Wednesday, July 29, 2009


So many things come together in The Sun and the Moon by Matthew Goodman: Science, fiction, journalism, religion, politics, Edgar Alan Poe, P.T. Barnum . . . lunar man-bats. If it were written as a novel, no one would believe it. But here it is, well researched and documented. And, oh, the wondrous and disturbing things it reveals about our species!

It seem that back in 1835, the New York Sun announced that life had been discovered on the Moon, and the world bought it. Don’t laugh. How many times has CNN announced the discovery of life on Mars?

This wasn’t a pair of jokers with Halloween costume in a block of ice, it was cleverly thought out prank played by an intelligent man, Richard Adam Locke, using materials gathered from the literature and science of the day, his experience as a reporter in the still-developing newspaper business of the time, and a feeling for the credulity of his audience. Essentially, he was doing what science fiction writers would be doing later, only he was printing his story where they would be assumed to be true. The story was reprinted, translated, and believed, all over the world.

Yes, things haven’t changed all that much, but there was more going on here than the general public’s ignorance of science and the willingness of people to accept fantastic stories as fact if there is something appealing about them. And Locke’s vision of the Moon with its caverns, waterfalls, volcanoes, birds, unicorns, and furry winged humanoids who worship in crystal temples is an appealing fantasy. And fantasies are even more appealing if they can be seen as the truth.

Goodman not only chronicles the hoax itself, but the times and industry that created it. This is a world where Edgar Alan Poe was struggling to establish himself and perpetrate his own Moon hoax, and P.T. Barnum was acquiring Joice Heth, his first humbug. (I like the term "humbug," – it should be revived.) Anytime you are distributing information, presenting it in an entertaining manner so you can make money, distortions happen. When we read a newspaper, or a website, or a cable news network, or talk radio show, we buy into the way it filters reality.
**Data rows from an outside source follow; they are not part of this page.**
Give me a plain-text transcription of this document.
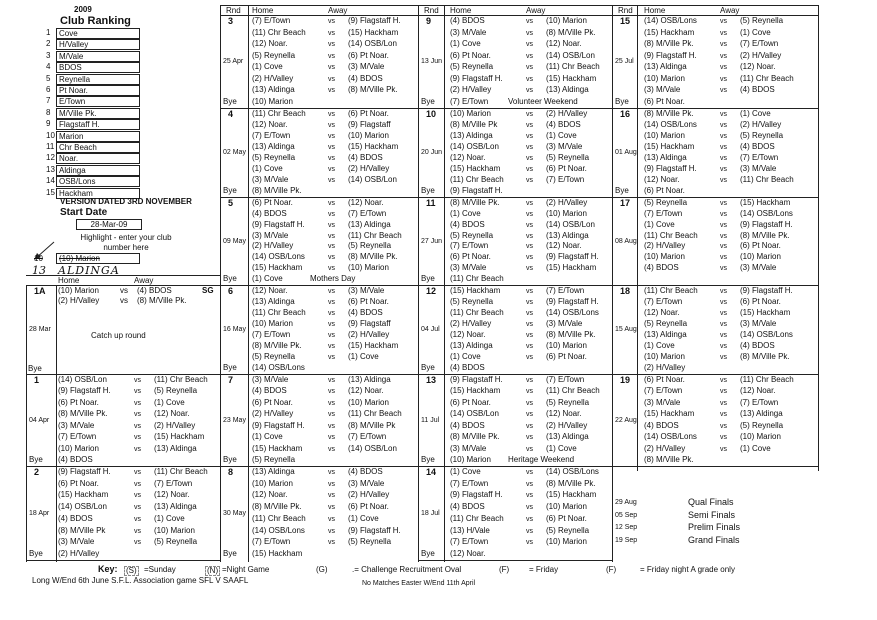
2009
Club Ranking
1	Cove
2	H/Valley
3	M/Vale
4	BDOS
5	Reynella
6	Pt Noar.
7	E/Town
8	M/Ville Pk.
9	Flagstaff H.
10 Marion
11 Chr Beach
12 Noar.
13 Aldinga
14 OSB/Lons
15 Hackham
VERSION DATED 3RD NOVEMBER
Start Date
28-Mar-09
Highlight - enter your club number here
10	(10) Marion
13 ALDINGA
Rnd Home	Away	Rnd Home	Away	Rnd Home	Away
Home	Away
1A
28 Mar
(10) Marion	vs (4) BDOS	SG
(2) H/Valley	vs (8) M/Ville Pk.
Catch up round
Bye
1
04 Apr
(14) OSB/Lon	vs (11) Chr Beach
(9) Flagstaff H.	vs (5) Reynella
(6) Pt Noar.	vs (1) Cove
(8) M/Ville Pk.	vs (12) Noar.
(3) M/Vale	vs (2) H/Valley
(7) E/Town	vs (15) Hackham
(10) Marion	vs (13) Aldinga
Bye (4) BDOS
2
18 Apr
(9) Flagstaff H.	vs (11) Chr Beach
(6) Pt Noar.	vs (7) E/Town
(15) Hackham	vs (12) Noar.
(14) OSB/Lon	vs (13) Aldinga
(4) BDOS	vs (1) Cove
(8) M/Ville Pk	vs (10) Marion
(3) M/Vale	vs (5) Reynella
Bye (2) H/Valley
3
25 Apr
(7) E/Town	vs (9) Flagstaff H.
(11) Chr Beach	vs (15) Hackham
(12) Noar.	vs (14) OSB/Lon
(5) Reynella	vs (6) Pt Noar.
(1) Cove	vs (3) M/Vale
(2) H/Valley	vs (4) BDOS
(13) Aldinga	vs (8) M/Ville Pk.
Bye (10) Marion
4
02 May
(11) Chr Beach	vs (6) Pt Noar.
(12) Noar.	vs (9) Flagstaff
(7) E/Town	vs (10) Marion
(13) Aldinga	vs (15) Hackham
(5) Reynella	vs (4) BDOS
(1) Cove	vs (2) H/Valley
(3) M/Vale	vs (14) OSB/Lon
Bye (8) M/Ville Pk.
5
09 May
(6) Pt Noar.	vs (12) Noar.
(4) BDOS	vs (7) E/Town
(9) Flagstaff H.	vs (13) Aldinga
(3) M/Vale	vs (11) Chr Beach
(2) H/Valley	vs (5) Reynella
(14) OSB/Lons	vs (8) M/Ville Pk.
(15) Hackham	vs (10) Marion
Bye (1) Cove	Mothers Day
6
16 May
(12) Noar.	vs (3) M/Vale
(13) Aldinga	vs (6) Pt Noar.
(11) Chr Beach	vs (4) BDOS
(10) Marion	vs (9) Flagstaff
(7) E/Town	vs (2) H/Valley
(8) M/Ville Pk.	vs (15) Hackham
(5) Reynella	vs (1) Cove
Bye (14) OSB/Lons
7
23 May
(3) M/Vale	vs (13) Aldinga
(4) BDOS	vs (12) Noar.
(6) Pt Noar.	vs (10) Marion
(2) H/Valley	vs (11) Chr Beach
(9) Flagstaff H.	vs (8) M/Ville Pk
(1) Cove	vs (7) E/Town
(15) Hackham	vs (14) OSB/Lon
Bye (5) Reynella
8
30 May
(13) Aldinga	vs (4) BDOS
(10) Marion	vs (3) M/Vale
(12) Noar.	vs (2) H/Valley
(8) M/Ville Pk.	vs (6) Pt Noar.
(11) Chr Beach	vs (1) Cove
(14) OSB/Lons	vs (9) Flagstaff H.
(7) E/Town	vs (5) Reynella
Bye (15) Hackham
9
13 Jun
(4) BDOS	vs (10) Marion
(3) M/Vale	vs (8) M/Ville Pk.
(1) Cove	vs (12) Noar.
(6) Pt Noar.	vs (14) OSB/Lon
(5) Reynella	vs (11) Chr Beach
(9) Flagstaff H.	vs (15) Hackham
(2) H/Valley	vs (13) Aldinga
Bye (7) E/Town Volunteer Weekend
10
20 Jun
(10) Marion	vs (2) H/Valley
(8) M/Ville Pk	vs (4) BDOS
(13) Aldinga	vs (1) Cove
(14) OSB/Lon	vs (3) M/Vale
(12) Noar.	vs (5) Reynella
(15) Hackham	vs (6) Pt Noar.
(11) Chr Beach	vs (7) E/Town
Bye (9) Flagstaff H.
11
27 Jun
(8) M/Ville Pk.	vs (2) H/Valley
(1) Cove	vs (10) Marion
(4) BDOS	vs (14) OSB/Lon
(5) Reynella	vs (13) Aldinga
(7) E/Town	vs (12) Noar.
(6) Pt Noar.	vs (9) Flagstaff H.
(3) M/Vale	vs (15) Hackham
Bye (11) Chr Beach
12
04 Jul
(15) Hackham	vs (7) E/Town
(5) Reynella	vs (9) Flagstaff H.
(11) Chr Beach	vs (14) OSB/Lons
(2) H/Valley	vs (3) M/Vale
(12) Noar.	vs (8) M/Ville Pk.
(13) Aldinga	vs (10) Marion
(1) Cove	vs (6) Pt Noar.
Bye (4) BDOS
13
11 Jul
(9) Flagstaff H.	vs (7) E/Town
(15) Hackham	vs (11) Chr Beach
(6) Pt Noar.	vs (5) Reynella
(14) OSB/Lon	vs (12) Noar.
(4) BDOS	vs (2) H/Valley
(8) M/Ville Pk.	vs (13) Aldinga
(3) M/Vale	vs (1) Cove
Bye (10) Marion Heritage Weekend
14
18 Jul
(1) Cove	vs (14) OSB/Lons
(7) E/Town	vs (8) M/Ville Pk.
(9) Flagstaff H.	vs (15) Hackham
(4) BDOS	vs (10) Marion
(11) Chr Beach	vs (6) Pt Noar.
(13) H/Vale	vs (5) Reynella
(7) E/Town	vs (10) Marion
Bye (12) Noar.
15
25 Jul
(14) OSB/Lons	vs (5) Reynella
(15) Hackham	vs (1) Cove
(8) M/Ville Pk.	vs (7) E/Town
(9) Flagstaff H.	vs (2) H/Valley
(13) Aldinga	vs (12) Noar.
(10) Marion	vs (11) Chr Beach
(3) M/Vale	vs (4) BDOS
Bye (6) Pt Noar.
16
01 Aug
(8) M/Ville Pk.	vs (1) Cove
(14) OSB/Lons	vs (2) H/Valley
(10) Marion	vs (5) Reynella
(15) Hackham	vs (4) BDOS
(13) Aldinga	vs (7) E/Town
(9) Flagstaff H.	vs (3) M/Vale
(12) Noar.	vs (11) Chr Beach
Bye (6) Pt Noar.
17
08 Aug
(5) Reynella	vs (15) Hackham
(7) E/Town	vs (14) OSB/Lons
(1) Cove	vs (9) Flagstaff H.
(11) Chr Beach	vs (8) M/Ville Pk.
(2) H/Valley	vs (6) Pt Noar.
(10) Marion	vs (10) Marion
(4) BDOS	vs (3) M/Vale
18
15 Aug
(11) Chr Beach	vs (9) Flagstaff H.
(7) E/Town	vs (6) Pt Noar.
(12) Noar.	vs (15) Hackham
(5) Reynella	vs (3) M/Vale
(13) Aldinga	vs (14) OSB/Lons
(1) Cove	vs (4) BDOS
(10) Marion	vs (8) M/Ville Pk.
(2) H/Valley
19
22 Aug
(6) Pt Noar.	vs (11) Chr Beach
(7) E/Town	vs (12) Noar.
(3) M/Vale	vs (7) E/Town
(15) Hackham	vs (13) Aldinga
(4) BDOS	vs (5) Reynella
(14) OSB/Lons	vs (10) Marion
(2) H/Valley	vs (1) Cove
(8) M/Ville Pk.
29 Aug	Qual Finals
05 Sep	Semi Finals
12 Sep	Prelim Finals
19 Sep	Grand Finals
Key: (S) =Sunday	(N) =Night Game	(G)	.= Challenge Recruitment Oval	(F) = Friday	(F)	= Friday night A grade only
Long W/End 6th June S.F.L. Association game SFL V SAAFL	No Matches Easter W/End 11th April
Find a newspaper that gives you exciting gory details of the crime in town, and eventually you find yourself wondering if you should contribute money to buy bibles for the ignorant savages of the Moon.

The Sun and The Moon is not only great bizarro entertainment, but provides a lot to think about in our so-called Information Age. It may not be so great that everybody can tailor their media input to suit their idiosyncratic tastes and beliefs. Can you be sure if you are not basing your important decisions on a sci-fi humbug?

Dare to dream – but check and change your filters regularly.